Sepanjang 2025, Polda Kaltim mencatat penanganan 5.897 kasus gangguan kamtibmas dengan tingkat penyelesaian perkara sebesar 62 persen. Menurut Kapolda, sejumlah kasus yang dianggap menonjol meliputi tindak pidana narkotika, premanisme, pertambangan ilegal, perambahan hutan, korupsi, hingga penyelundupan.

Namun demikian, data tersebut juga menjadi pengingat bahwa kompleksitas persoalan keamanan di Kalimantan Timur masih memerlukan pendekatan yang lebih komprehensif, terutama di tengah percepatan pembangunan dan meningkatnya aktivitas ekonomi.

Kapolda menyatakan bahwa pihaknya membuka ruang kritik dan masukan dari masyarakat sebagai bagian dari transformasi menuju Polri yang lebih profesional dan humanis. “Kehadiran KPR Polri di Kalimantan Timur menjadi momentum evaluasi bagi kami untuk mempercepat reformasi yang sesuai dengan kebutuhan masyarakat,” ujarnya.
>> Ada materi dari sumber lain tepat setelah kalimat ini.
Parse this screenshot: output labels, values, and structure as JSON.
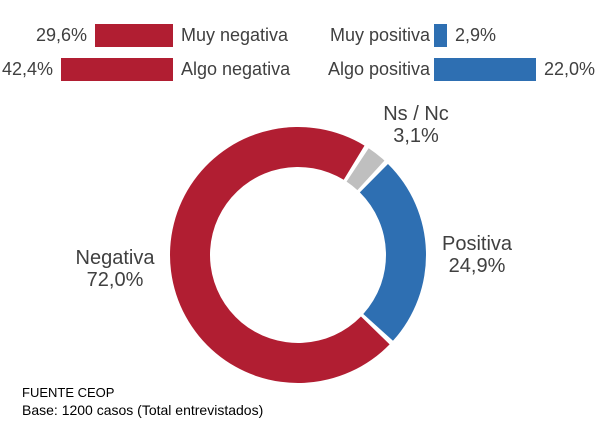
{
  "bar_charts": {
    "negative": {
      "color": "#b11e32",
      "items": [
        {
          "label": "Muy negativa",
          "value": 29.6,
          "value_label": "29,6%"
        },
        {
          "label": "Algo negativa",
          "value": 42.4,
          "value_label": "42,4%"
        }
      ]
    },
    "positive": {
      "color": "#2e6fb2",
      "items": [
        {
          "label": "Muy positiva",
          "value": 2.9,
          "value_label": "2,9%"
        },
        {
          "label": "Algo positiva",
          "value": 22.0,
          "value_label": "22,0%"
        }
      ]
    }
  },
  "donut": {
    "start_angle_deg": 32.4,
    "segments": [
      {
        "label": "Negativa",
        "value": 72.0,
        "value_label": "72,0%",
        "color": "#b11e32"
      },
      {
        "label": "Positiva",
        "value": 24.9,
        "value_label": "24,9%",
        "color": "#2e6fb2"
      },
      {
        "label": "Ns / Nc",
        "value": 3.1,
        "value_label": "3,1%",
        "color": "#bfbfbf"
      }
    ]
  },
  "footer": {
    "source": "FUENTE CEOP",
    "base": "Base: 1200 casos (Total entrevistados)"
  },
  "chart_data": [
    {
      "type": "bar",
      "orientation": "horizontal-right-anchored",
      "categories": [
        "Muy negativa",
        "Algo negativa"
      ],
      "values": [
        29.6,
        42.4
      ],
      "value_labels": [
        "29,6%",
        "42,4%"
      ],
      "color": "#b11e32",
      "title": "",
      "xlabel": "",
      "ylabel": ""
    },
    {
      "type": "bar",
      "orientation": "horizontal-left-anchored",
      "categories": [
        "Muy positiva",
        "Algo positiva"
      ],
      "values": [
        2.9,
        22.0
      ],
      "value_labels": [
        "2,9%",
        "22,0%"
      ],
      "color": "#2e6fb2",
      "title": "",
      "xlabel": "",
      "ylabel": ""
    },
    {
      "type": "pie",
      "donut": true,
      "categories": [
        "Negativa",
        "Positiva",
        "Ns / Nc"
      ],
      "values": [
        72.0,
        24.9,
        3.1
      ],
      "value_labels": [
        "72,0%",
        "24,9%",
        "3,1%"
      ],
      "colors": [
        "#b11e32",
        "#2e6fb2",
        "#bfbfbf"
      ],
      "start_angle_deg": 32.4,
      "clockwise_order": [
        "Ns / Nc",
        "Positiva",
        "Negativa"
      ],
      "title": "",
      "annotation_source": "FUENTE CEOP",
      "annotation_base": "Base: 1200 casos (Total entrevistados)"
    }
  ]
}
Sementara itu, Rektor Universitas Balikpapan Isradi Zainal menilai forum serap aspirasi ini penting untuk memastikan suara publik tidak terpinggirkan dalam proses reformasi Polri. Menurutnya, keterlibatan kampus dan masyarakat sipil diperlukan agar pembenahan institusi kepolisian tidak hanya berangkat dari sudut pandang internal.

“Polri yang profesional dan berintegritas akan sangat menentukan kualitas kehidupan berbangsa dan bernegara ke depan,” katanya.

Forum di Balikpapan ini menjadi salah satu potret dinamika reformasi Polri yang masih berproses. Di satu sisi, komitmen perubahan terus disuarakan; di sisi lain, tantangan struktural dan ekspektasi publik menuntut langkah yang lebih konkret, terukur, dan konsisten.